Under the Seventeenth Amendment, “the legislature of any State may empower the executive thereof to make temporary appointments until the people fill the vacancies by election as the legislature may direct.” The issue, then, is whether the power granted by the Seventeenth Amendment can be taken away from the state legislature by some other state authority, in this case the voters by ballot initiative.
I have not done exhaustive (or even tiring) research on the issue. It appears, though, that Supreme Court cases on state legislative action regarding the time, place and manner of federal elections would be relevant here.
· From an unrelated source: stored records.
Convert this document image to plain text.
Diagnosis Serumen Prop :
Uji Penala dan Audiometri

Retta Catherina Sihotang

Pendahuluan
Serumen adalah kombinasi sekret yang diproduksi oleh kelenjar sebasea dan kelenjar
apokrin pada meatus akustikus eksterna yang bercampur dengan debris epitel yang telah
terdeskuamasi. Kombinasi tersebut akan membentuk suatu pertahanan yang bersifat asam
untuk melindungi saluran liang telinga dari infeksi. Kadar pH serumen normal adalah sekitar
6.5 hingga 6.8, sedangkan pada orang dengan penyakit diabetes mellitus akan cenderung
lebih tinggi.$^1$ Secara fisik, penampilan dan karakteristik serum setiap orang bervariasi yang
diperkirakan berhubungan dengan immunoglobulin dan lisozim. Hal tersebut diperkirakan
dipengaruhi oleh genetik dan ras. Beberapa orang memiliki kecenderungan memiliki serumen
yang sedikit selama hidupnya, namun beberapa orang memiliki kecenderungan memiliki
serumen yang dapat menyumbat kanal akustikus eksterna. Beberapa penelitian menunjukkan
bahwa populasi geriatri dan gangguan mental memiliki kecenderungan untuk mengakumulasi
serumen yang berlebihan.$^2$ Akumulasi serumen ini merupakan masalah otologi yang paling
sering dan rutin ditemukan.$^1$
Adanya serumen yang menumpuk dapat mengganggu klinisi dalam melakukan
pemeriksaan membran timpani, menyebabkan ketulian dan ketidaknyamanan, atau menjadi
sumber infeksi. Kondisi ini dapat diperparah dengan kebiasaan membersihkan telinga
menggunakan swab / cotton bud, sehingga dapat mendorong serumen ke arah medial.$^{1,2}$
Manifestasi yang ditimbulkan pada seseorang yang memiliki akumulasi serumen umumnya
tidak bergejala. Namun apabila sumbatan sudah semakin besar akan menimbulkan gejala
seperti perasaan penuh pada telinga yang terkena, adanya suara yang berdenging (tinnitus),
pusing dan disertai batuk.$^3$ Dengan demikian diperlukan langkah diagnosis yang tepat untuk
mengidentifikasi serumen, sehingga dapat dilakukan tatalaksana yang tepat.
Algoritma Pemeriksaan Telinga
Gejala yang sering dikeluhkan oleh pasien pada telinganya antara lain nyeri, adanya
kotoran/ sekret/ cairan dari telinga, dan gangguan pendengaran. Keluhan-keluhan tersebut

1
Although the Constitution provides that regulations on time, place and manner “shall be prescribed in each State by the Legislature thereof,” the Court has held that this does not pre-empt state constitutional provisions that limit a state legislature’s lawmaking authority, such as provisions that a billed passed by the legislature may be vetoed by the Governor, Smiley v. Holm, 285 U.S. 355 (1932), or may be negated by a referendum, Davis v. Hildebrant, 241 U.S. 565 (1916).